Andreas Unterweger | Café König, Graz

Photo : Alain Barbero | Texte : Andreas Unterweger | Traduction : Guillaume Métayer

 

J’étais plongé dans le spectacle de deux vieilles dames, sur la petite table desquelles, parmi un nombre respectable de tasses et d’assiettes, était monté un cadre photo de la taille d’un portrait. Dans ce cadre doré, que je ne pouvais voir que de dos, devait – cela ne fit vite aucun doute pour moi – se trouver la photo d’une amie décédée. Elle leur est prédécédée, pensais-je, mais grâce à cette photo elle était toujours là, toujours parmi elles, « parmi nous ».
Mon regard a erré des dames au portrait d’Alfred Kolleritsch accroché au-dessus de ma propre table, puis il est allé se poser de l’autre côté, sur le comptoir où était placé le faire-part de décès de Heimo Steps (avec sa photo, bien sûr), et en même temps que mon regard mes pensées se sont échappées : du pouvoir des images (où un ancien titre de livre m’est venu à l’esprit : Les Images brillent encore) à celui des tables d’habitués. On n’a pas le droit, ai-je pensé, de sous-estimer la table des habitués d’un café, qui est le successeur du cercle rituel des gens assis autour du feu. À la fin, pensais-je, la table d’habitués, fût-ce une petite table, est plus grande que la mort.
Consolante, c’est ce que me parut cette pensée, et je voulus aussitôt la noter et me mis à tâtonner dans mon sac-à-dos à la recherche de mon carnet. Ce n’est qu’à ce moment-là, en fouillant et, je dois l’avouer, une larme clignant au coin de mon œil, que je remarquai que, sur la table à côté des deux dames, à laquelle un ancien footballeur picorait les actualités du jour dans un journal, se tenait un même cadre photo. Et une petite table plus loin, où personne n’était assis ? La même chose. Oui, même sur ma propre table, juste à côté du grand verre d’eau que je commande toujours et n’arrive jamais à finir, se dressait, me tournant le dos, un cadre doré. Quand je l’ai retourné, j’ai vu : pas d’image, mais des mots (et des chiffres). Le nouveau menu.

 


Interview de l’auteur

Que peut la littérature ?
Andreas Unterweger : Parmi les nombreux avantages de la littérature, le moindre n’est pas qu’elle peut donner un bon prétexte pour boire du café. Certains boivent du café en lisant, certains en écoutant des textes, beaucoup en écrivant. Balzac par exemple aurait bu jusqu’à 50 tasses de café par jour. Il paraît qu’il a dû boire tout ce café pour pouvoir écrire l’intégralité de ses nombreux romans. Pourtant, je n’arrive pas à me défaire du soupçon qu’en réalité il en allait exactement à l’inverse. Je crois qu’il a tant écrit uniquement pour pouvoir boire une aussi énorme quantité de café.

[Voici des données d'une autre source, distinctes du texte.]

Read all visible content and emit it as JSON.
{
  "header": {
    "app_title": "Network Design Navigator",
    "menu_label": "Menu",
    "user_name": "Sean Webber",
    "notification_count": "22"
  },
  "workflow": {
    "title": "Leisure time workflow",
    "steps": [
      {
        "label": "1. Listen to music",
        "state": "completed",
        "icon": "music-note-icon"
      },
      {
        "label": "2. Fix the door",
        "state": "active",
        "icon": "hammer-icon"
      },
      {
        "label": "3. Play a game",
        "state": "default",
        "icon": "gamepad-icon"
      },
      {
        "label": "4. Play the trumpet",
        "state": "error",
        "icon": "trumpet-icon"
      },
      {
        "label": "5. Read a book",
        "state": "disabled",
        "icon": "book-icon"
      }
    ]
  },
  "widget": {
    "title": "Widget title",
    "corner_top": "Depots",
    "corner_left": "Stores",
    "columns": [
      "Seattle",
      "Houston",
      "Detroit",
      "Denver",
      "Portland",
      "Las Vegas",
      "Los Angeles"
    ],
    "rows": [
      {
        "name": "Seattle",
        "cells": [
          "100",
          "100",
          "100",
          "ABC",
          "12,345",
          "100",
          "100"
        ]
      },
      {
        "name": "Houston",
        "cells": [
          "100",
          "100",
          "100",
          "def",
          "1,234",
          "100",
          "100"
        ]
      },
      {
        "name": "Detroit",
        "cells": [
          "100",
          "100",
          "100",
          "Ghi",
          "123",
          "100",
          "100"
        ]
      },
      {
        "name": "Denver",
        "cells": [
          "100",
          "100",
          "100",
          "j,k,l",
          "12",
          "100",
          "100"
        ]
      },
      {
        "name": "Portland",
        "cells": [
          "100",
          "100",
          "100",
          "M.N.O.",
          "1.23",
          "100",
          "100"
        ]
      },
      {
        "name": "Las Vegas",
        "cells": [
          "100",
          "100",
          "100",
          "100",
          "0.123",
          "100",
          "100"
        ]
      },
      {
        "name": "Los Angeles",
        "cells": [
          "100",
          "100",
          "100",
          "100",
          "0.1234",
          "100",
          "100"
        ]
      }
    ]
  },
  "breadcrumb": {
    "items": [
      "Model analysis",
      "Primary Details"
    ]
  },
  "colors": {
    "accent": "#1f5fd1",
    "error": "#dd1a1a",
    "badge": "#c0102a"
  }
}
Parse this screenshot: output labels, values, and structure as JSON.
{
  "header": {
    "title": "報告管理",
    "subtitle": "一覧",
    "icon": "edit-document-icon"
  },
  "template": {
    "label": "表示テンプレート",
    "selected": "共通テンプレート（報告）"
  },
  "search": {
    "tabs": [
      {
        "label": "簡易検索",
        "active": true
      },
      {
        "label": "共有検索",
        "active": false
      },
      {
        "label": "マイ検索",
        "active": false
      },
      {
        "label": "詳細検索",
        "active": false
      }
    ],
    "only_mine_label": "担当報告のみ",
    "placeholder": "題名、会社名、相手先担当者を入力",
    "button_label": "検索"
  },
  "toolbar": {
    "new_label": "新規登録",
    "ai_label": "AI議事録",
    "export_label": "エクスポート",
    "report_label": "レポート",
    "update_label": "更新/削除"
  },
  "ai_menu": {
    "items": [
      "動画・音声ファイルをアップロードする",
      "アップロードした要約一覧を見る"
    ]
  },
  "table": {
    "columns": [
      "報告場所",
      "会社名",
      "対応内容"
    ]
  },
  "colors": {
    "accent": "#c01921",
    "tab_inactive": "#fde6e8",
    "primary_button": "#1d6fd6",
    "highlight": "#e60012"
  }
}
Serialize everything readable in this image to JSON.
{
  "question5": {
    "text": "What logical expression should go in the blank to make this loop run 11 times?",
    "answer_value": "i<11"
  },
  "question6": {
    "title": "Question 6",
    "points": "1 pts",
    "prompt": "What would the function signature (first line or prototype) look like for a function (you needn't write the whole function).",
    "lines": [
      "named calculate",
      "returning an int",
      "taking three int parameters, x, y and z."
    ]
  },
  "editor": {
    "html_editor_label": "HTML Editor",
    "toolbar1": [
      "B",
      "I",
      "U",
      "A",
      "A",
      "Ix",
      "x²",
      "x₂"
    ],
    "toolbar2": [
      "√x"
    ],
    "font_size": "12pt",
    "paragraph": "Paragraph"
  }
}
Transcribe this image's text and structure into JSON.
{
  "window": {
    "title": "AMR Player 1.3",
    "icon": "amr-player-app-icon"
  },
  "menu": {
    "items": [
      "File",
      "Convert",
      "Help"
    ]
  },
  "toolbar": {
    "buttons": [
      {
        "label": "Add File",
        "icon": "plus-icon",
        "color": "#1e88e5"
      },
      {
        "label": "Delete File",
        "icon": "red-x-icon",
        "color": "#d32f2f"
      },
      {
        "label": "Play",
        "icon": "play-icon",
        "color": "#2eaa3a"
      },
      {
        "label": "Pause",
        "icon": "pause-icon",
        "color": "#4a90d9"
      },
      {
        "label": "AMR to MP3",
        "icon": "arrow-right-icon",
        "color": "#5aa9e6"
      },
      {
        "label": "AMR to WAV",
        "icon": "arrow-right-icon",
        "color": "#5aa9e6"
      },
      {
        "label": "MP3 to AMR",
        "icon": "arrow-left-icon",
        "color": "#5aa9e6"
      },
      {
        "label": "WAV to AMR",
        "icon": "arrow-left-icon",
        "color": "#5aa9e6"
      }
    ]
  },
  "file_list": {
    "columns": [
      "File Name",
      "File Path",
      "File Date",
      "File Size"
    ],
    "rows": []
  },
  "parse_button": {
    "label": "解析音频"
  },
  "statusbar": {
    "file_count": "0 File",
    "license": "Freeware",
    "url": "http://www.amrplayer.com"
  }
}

Quelle importance ont les cafés pour toi ?
AU : En général, je vais au café pour écrire. Mais peut-être est-ce comme chez Balzac, et que je n’écris que pour avoir une bonne raison d’aller au café.

Où te sens-tu chez toi ?
AU : Là où je suis sans filtre.

 

BIO

Andreas Unterweger est écrivain et rédacteur en chef de la revue de littérature  manuskripte. Les six livres qu’il a publiés jusqu’ici ont paru aux éditions Droschl, dont le dernier, le roman So long, Annemarie (2022), se passe à Nantes. Ses textes en prose et ses poèmes ont été traduits en de nombreuses langues, tel Le Livre jaune (trad. L. Cassagnau, Paris, Lanskine, 2019). Il traduit, lui aussi, principalement du français (Laure Gauthier, Guillaume Métayer, Fiston Mwanza Mujila …).
Unterweger a reçu, entre autres, le prix manuskripte du Land de Styrie en 2016 et le prix de l’Académie de Graz 2009. En 2023, il a été intégré au programme de soutien schreibART du ministère autrichien des Affaires étrangères.